In an output manifest, the label attribute name appears similar to the following.
"source-ref": "<
S3 URI
>", "<label attribute name
>": { "annotations": [{ "class_id": 0, "width": 99, "top": 87, "height": 62, "left": 175 }], "image_size": [{ "width": 344, "depth": 3, "height": 234 }] }, "<label attribute name
>-metadata": { "job-name": "<job name
>", "class-map": { "0": "<label attribute name
>" }, "human-annotated": "yes", "objects": [{ "confidence": 0.09 }], "creation-date": "<timestamp
>", "type": "groundtruth/object-detection" }
If you're creating a job in the console and don't explicitly set the label attribute name value, Ground Truth uses the job name as the label attribute name for the job.
Start a chained job (console)
Choose a stopped, failed, or completed labeling job from the list of your existing jobs. This enables the Actions menu.
From the Actions menu, choose Chain.
Job overview panel
In the Job overview panel, a new Job name is set based on the title of the job from which you are chaining this one. You can change it.
You may also specify a label attribute name different from the labeling job name.
If you're chaining from a completed job, the label attribute name uses the name of the new job you're configuring. To change the name, select the check box.
If you're chaining from a stopped or failed job, the label attribute name uses to the name of the job from which you're chaining. It's easy to see and edit the value because the name check box is checked.
Attribute label naming considerations
The default uses the label attribute name Ground Truth has selected. All data objects without data connected to that label attribute name are labeled.
Using a label attribute name not present in the manifest causes the job to process all the objects in the dataset.
The input dataset location in this case is automatically selected as the output manifest of the chained job. The input field is not available, so you cannot change it.

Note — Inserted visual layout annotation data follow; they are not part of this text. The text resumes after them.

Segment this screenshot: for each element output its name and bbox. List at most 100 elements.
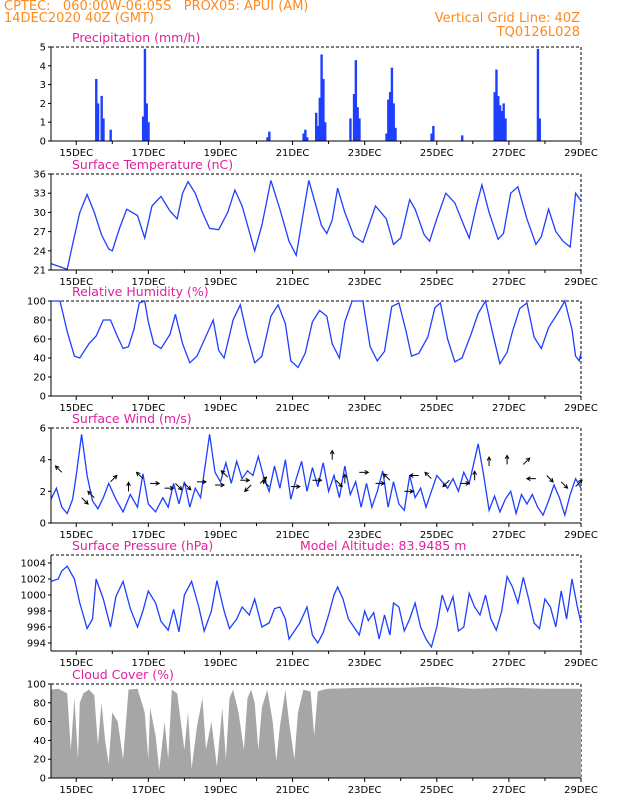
y-tick-label: 2 <box>40 487 46 498</box>
x-tick-label: 25DEC <box>420 403 454 414</box>
precip-bar <box>302 133 305 141</box>
precip-bar <box>354 60 358 141</box>
wind-arrow <box>110 475 118 483</box>
wind-arrow-head <box>442 482 448 488</box>
x-tick-label: 19DEC <box>204 277 238 288</box>
x-tick-label: 19DEC <box>204 403 238 414</box>
x-tick-label: 21DEC <box>276 277 310 288</box>
x-tick-label: 21DEC <box>276 785 310 796</box>
y-tick-label: 5 <box>40 43 46 54</box>
x-tick-label: 17DEC <box>131 785 165 796</box>
wind-arrow-head <box>525 476 531 482</box>
x-tick-label: 27DEC <box>492 277 526 288</box>
wind-arrow <box>383 473 391 481</box>
series-line <box>50 565 582 649</box>
x-tick-label: 27DEC <box>492 403 526 414</box>
precip-bar <box>497 95 500 141</box>
precip-bar <box>461 135 464 141</box>
y-tick-label: 998 <box>27 607 46 618</box>
y-tick-label: 60 <box>33 335 46 346</box>
y-tick-label: 40 <box>33 354 46 365</box>
x-tick-label: 29DEC <box>564 277 598 288</box>
y-tick-label: 27 <box>33 227 46 238</box>
x-tick-label: 15DEC <box>59 148 93 159</box>
panel-title: Precipitation (mm/h) <box>72 30 200 45</box>
precip-bar <box>385 133 388 141</box>
x-tick-label: 27DEC <box>492 658 526 669</box>
x-tick-label: 15DEC <box>59 277 93 288</box>
x-tick-label: 25DEC <box>420 277 454 288</box>
header-date-line: 14DEC2020 40Z (GMT) <box>4 11 155 26</box>
x-tick-label: 27DEC <box>492 530 526 541</box>
x-tick-label: 15DEC <box>59 403 93 414</box>
y-tick-label: 100 <box>27 297 46 308</box>
precip-bar <box>390 67 394 141</box>
wind-arrow-head <box>380 481 386 486</box>
x-tick-label: 17DEC <box>131 277 165 288</box>
x-tick-label: 25DEC <box>420 530 454 541</box>
y-tick-label: 0 <box>40 392 46 403</box>
wind-arrow-head <box>155 481 161 486</box>
x-tick-label: 15DEC <box>59 658 93 669</box>
x-tick-label: 29DEC <box>564 530 598 541</box>
precip-bar <box>432 125 435 141</box>
precip-bar <box>141 116 145 141</box>
wind-arrow-head <box>126 481 131 487</box>
wind-arrow-head <box>563 484 569 489</box>
wind-arrow-head <box>424 471 429 477</box>
y-tick-label: 6 <box>40 424 46 435</box>
x-tick-label: 17DEC <box>131 658 165 669</box>
y-tick-label: 20 <box>33 373 46 384</box>
x-tick-label: 29DEC <box>564 658 598 669</box>
wind-arrow-head <box>220 469 226 475</box>
y-tick-label: 1002 <box>21 575 46 586</box>
precip-bar <box>500 110 504 141</box>
panel-title: Relative Humidity (%) <box>72 284 209 299</box>
precip-bar <box>502 103 505 141</box>
y-tick-label: 20 <box>33 755 46 766</box>
y-tick-label: 0 <box>40 519 46 530</box>
wind-arrow-head <box>87 490 92 496</box>
wind-arrow-head <box>465 481 471 486</box>
precip-bar <box>315 112 318 141</box>
wind-arrow <box>424 471 432 480</box>
precip-bar <box>493 92 496 141</box>
wind-arrow-head <box>577 479 583 485</box>
wind-arrow-head <box>54 465 60 470</box>
x-tick-label: 21DEC <box>276 530 310 541</box>
wind-arrow-head <box>262 476 268 482</box>
y-tick-label: 33 <box>33 189 46 200</box>
wind-arrow-head <box>112 474 118 480</box>
x-tick-label: 25DEC <box>420 658 454 669</box>
wind-arrow <box>335 479 343 487</box>
precip-bar <box>352 94 356 141</box>
y-tick-label: 40 <box>33 736 46 747</box>
x-tick-label: 17DEC <box>131 403 165 414</box>
panel-annotation: Model Altitude: 83.9485 m <box>300 538 466 553</box>
precip-bar <box>147 122 150 141</box>
header-title-line1: CPTEC: 060:00W-06:05S PROX05: APUI (AM) <box>4 0 309 14</box>
x-tick-label: 19DEC <box>204 658 238 669</box>
precip-bar <box>318 97 322 141</box>
x-tick-label: 27DEC <box>492 785 526 796</box>
wind-arrow-head <box>486 455 492 461</box>
x-tick-label: 21DEC <box>276 658 310 669</box>
wind-arrow <box>560 481 568 489</box>
y-tick-label: 0 <box>40 774 46 785</box>
wind-arrow <box>262 479 270 487</box>
y-tick-label: 80 <box>33 316 46 327</box>
y-tick-label: 0 <box>40 137 46 148</box>
header-model-id: TQ0126L028 <box>496 25 580 40</box>
precip-bar <box>102 118 105 141</box>
header-grid-line-note: Vertical Grid Line: 40Z <box>434 11 580 26</box>
x-tick-label: 21DEC <box>276 403 310 414</box>
x-tick-label: 17DEC <box>131 148 165 159</box>
y-tick-label: 24 <box>33 246 46 257</box>
precip-bar <box>109 129 112 141</box>
x-tick-label: 23DEC <box>348 403 382 414</box>
panel-title: Surface Wind (m/s) <box>72 411 192 426</box>
y-tick-label: 80 <box>33 698 46 709</box>
y-tick-label: 1004 <box>21 559 46 570</box>
x-tick-label: 15DEC <box>59 530 93 541</box>
wind-arrow <box>136 471 144 480</box>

Adding data objects to a labeling job
You cannot specify an alternate manifest file. Manually edit the output manifest from the previous job to add new items before starting a chained job. The Amazon S3 URI helps you locate where you are storing the manifest in your Amazon S3 bucket. Download the manifest file from there, edit it locally on your computer, and then upload the new version to replace it. Make sure you are not introducing errors during editing. We recommend you use JSON linter to check your JSON. Many popular text editors and IDEs have linter plugins available.
Start a chained job (API)
The procedure is almost the same as setting up a new labeling job with
CreateLabelingJob
, except for two primary differences:
Manifest location: Rather than use your original manifest from the prior job, the value for the
ManifestS3Uri
in theDataSource
should point to the Amazon S3 URI of the output manifest from the prior labeling job.Label attribute name: Setting the correct
LabelAttributeName
value is important here. This is the key portion of a key-value pair where labeling data is the value. Sample use cases include:Adding new or more specific labels to a completed job — Set a new label attribute name.
Labeling the unlabeled items from a prior job — Use the label attribute name from the prior job.
Use a partially labeled dataset
You can get some chaining benefits if you use an augmented manifest that has already been partially labeled. Check the Label attribute name check box and set the name so that it matches the name in your manifest.
If you're using the API, the instructions are the same as those for starting a chained job. However, be sure to upload your manifest to an Amazon S3 bucket and use it instead of using the output manifest from a prior job.
The Label attribute name value in the manifest has to conform to the naming considerations discussed earlier.